The development comes after years of failed negotiations between the two sides on who should foot the bill, with the city arguing that Ohio state law requires Duke to pay and Duke arguing that the city should pay because the utility lines wouldn't have to be moved if not for the streetcar.
"We have our interpretation of what the law says, Duke has theirs," City Manager Milton Dohoney Jr. said at a news conference at City Hall. "We could talk about it from now until the moon comes home; we need to ask a judge what it's really about."
To put the case in court, Duke Energy will file a lawsuit against the city in the next two weeks, spokesman Blair Schroeder said Friday.
"We felt this was a project that they were taking on and that they should bear the costs for that," Schroeder said, adding that Duke thinks the project is important for the city's future but is concerned about the costs.
Dohoney insisted that despite the lawsuit, the company and the city are working together. "This is not an adversarial situation," he said.
If a Hamilton County Court of Common Pleas judge rules in Duke Energy's favor, Cincinnati will reimburse the company for the work. If Cincinnati wins, then Duke will already have paid for it.
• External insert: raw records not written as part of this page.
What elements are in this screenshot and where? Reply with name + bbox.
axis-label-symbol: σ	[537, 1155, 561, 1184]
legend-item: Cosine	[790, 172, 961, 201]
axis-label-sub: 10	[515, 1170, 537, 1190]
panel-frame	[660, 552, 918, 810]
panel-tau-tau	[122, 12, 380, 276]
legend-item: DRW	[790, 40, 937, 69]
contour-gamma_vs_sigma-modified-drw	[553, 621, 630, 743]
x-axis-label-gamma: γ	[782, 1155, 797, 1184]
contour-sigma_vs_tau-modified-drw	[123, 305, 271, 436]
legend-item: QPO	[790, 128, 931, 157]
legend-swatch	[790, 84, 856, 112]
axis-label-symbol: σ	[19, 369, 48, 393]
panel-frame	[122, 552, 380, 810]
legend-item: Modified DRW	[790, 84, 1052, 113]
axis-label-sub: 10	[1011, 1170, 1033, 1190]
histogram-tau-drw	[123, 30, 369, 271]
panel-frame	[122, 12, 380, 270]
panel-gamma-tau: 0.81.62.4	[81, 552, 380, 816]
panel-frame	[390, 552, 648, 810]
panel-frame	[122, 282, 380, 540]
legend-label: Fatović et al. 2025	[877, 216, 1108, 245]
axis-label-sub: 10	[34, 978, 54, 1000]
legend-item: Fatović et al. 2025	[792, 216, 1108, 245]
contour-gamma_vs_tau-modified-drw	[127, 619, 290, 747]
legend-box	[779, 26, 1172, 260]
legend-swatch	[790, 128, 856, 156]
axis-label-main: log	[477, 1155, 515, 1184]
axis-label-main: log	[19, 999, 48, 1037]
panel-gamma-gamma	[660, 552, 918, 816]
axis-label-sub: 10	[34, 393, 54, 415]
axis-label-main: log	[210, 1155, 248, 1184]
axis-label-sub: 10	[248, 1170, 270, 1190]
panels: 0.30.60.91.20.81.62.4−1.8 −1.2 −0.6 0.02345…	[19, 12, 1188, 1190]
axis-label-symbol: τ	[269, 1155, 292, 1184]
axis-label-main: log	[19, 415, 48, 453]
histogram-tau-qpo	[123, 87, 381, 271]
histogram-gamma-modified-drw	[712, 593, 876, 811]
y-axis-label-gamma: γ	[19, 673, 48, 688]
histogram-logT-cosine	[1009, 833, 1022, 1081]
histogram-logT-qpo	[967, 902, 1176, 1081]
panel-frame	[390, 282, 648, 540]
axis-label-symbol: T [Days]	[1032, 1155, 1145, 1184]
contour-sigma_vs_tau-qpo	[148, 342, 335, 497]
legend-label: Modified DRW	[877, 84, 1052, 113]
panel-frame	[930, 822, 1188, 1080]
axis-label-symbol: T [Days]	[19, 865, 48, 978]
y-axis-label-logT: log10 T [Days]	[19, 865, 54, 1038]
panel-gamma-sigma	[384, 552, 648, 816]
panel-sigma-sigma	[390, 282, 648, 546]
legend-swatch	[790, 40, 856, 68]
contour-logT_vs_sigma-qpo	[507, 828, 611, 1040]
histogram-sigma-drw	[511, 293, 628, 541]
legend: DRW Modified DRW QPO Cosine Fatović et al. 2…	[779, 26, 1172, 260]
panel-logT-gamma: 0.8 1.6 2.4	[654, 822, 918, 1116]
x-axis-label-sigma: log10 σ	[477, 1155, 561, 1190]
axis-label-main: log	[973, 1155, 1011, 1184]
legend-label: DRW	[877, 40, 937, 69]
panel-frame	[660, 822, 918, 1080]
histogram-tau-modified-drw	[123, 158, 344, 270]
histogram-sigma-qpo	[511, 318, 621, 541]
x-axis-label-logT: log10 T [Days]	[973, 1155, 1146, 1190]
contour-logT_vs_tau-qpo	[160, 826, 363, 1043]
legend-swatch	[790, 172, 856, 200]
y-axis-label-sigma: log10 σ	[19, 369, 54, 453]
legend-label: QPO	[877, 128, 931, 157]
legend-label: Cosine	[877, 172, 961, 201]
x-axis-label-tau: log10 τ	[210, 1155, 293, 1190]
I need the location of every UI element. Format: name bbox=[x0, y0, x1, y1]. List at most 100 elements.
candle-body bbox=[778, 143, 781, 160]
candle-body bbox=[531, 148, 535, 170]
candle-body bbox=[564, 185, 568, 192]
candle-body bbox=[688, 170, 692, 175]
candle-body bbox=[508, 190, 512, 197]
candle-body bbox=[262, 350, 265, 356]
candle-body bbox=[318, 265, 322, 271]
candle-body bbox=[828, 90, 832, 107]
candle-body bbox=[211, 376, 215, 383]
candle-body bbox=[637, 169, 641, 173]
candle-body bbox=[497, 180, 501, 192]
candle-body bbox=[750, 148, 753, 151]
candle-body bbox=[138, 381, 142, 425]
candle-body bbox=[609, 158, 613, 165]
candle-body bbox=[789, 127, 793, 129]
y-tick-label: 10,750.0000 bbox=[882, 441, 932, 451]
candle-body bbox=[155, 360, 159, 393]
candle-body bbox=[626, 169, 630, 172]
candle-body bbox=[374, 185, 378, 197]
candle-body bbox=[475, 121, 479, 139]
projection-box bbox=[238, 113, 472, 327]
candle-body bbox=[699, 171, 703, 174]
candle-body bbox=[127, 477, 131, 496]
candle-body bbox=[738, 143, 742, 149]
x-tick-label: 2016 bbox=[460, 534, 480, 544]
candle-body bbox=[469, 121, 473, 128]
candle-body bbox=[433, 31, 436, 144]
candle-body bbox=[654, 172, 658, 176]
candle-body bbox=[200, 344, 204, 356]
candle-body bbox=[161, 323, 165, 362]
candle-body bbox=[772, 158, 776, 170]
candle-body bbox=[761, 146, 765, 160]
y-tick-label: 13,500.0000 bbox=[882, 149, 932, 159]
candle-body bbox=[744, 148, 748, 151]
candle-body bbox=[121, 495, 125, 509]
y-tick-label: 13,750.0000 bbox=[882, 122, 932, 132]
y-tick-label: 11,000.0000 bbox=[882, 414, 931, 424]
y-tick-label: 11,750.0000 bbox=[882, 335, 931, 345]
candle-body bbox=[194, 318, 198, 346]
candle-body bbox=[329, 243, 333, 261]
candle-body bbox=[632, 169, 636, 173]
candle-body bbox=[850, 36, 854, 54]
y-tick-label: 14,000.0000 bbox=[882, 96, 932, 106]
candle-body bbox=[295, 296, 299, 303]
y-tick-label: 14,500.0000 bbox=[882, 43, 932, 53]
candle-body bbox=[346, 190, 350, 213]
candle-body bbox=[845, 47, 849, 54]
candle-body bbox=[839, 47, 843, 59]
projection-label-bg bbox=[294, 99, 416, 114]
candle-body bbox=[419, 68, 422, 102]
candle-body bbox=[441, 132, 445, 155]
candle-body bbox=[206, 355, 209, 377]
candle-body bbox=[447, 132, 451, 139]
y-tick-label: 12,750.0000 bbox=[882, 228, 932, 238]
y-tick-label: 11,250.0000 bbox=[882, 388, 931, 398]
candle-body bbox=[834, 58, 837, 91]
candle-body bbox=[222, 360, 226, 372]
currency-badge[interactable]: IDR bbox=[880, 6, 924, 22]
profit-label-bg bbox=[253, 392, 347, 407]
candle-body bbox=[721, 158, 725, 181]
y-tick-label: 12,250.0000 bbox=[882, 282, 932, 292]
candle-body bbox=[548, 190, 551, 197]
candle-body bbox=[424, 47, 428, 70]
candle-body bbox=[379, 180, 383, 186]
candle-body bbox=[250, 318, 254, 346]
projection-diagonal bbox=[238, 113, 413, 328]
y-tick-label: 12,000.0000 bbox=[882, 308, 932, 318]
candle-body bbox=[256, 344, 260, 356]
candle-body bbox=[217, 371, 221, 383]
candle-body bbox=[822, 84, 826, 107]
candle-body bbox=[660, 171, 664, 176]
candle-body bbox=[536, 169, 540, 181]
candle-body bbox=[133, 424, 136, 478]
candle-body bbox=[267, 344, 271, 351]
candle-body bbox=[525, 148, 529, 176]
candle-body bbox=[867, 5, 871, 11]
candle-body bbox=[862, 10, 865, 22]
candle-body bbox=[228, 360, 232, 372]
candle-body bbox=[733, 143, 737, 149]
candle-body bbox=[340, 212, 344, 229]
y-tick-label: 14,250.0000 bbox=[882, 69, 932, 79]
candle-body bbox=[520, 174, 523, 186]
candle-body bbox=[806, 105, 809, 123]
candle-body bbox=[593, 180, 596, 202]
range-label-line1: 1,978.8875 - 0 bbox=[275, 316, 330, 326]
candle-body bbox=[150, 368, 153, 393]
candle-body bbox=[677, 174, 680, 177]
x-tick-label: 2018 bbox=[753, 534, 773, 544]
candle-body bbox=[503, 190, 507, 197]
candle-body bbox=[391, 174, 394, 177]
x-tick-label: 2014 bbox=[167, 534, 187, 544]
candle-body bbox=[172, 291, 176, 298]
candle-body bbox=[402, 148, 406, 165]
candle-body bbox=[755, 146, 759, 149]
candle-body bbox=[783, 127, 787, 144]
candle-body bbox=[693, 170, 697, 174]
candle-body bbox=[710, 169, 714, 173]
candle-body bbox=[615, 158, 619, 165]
Both sides would be able to appeal the judge's decision, and the court case could take years.
Mayor Mark Mallory said what matters most is that the streetcar project is moving forward.
"From the beginning, I said that we would come to agreement with Duke, and we have," he said.
The utility lines in dispute must be moved because they lie under the streetcar's planned route, which would prevent utility workers from safety accessing them.
Moving the lines is the first concrete step in putting a streetcar in Cincinnati. Once that work is finished, the track can be built and electrified, and then the cars can be installed.
Companies have until Feb. 8 to apply to build the system, the same day the streetcars will start being built by a company in Spain.
Construction on the actual streetcar line is scheduled to begin in April, and city leaders hope the project will be finished in 2015.
The yearslong impasse with Duke is just one of many hurdles and delay city leaders have faced to move forward with the streetcar, including two ballot measures drafted by opponents to do away with the project. Both measures ultimately failed.
The 3.6-mile project will link popular spots throughout the city's downtown and riverfront areas with the trendy Over-the-Rhine historic district. Stops will be near the Bengals and Reds stadiums along the Ohio River, the city's soon-to-open $400 million casino and a bustling farmers market.
Detractors say the project is far too expensive for the current economic climate and that there are simpler transportation options, such as an improved bus line or trolleys. Supporters say a streetcar will spur new development and attract more visitors to the area, and buses and other transportation options historically have not had that effect.
Funding for the project comes from federal grants and various city sources, including $64 million from bonds and $6.5 million in sales of city streetlights to Duke.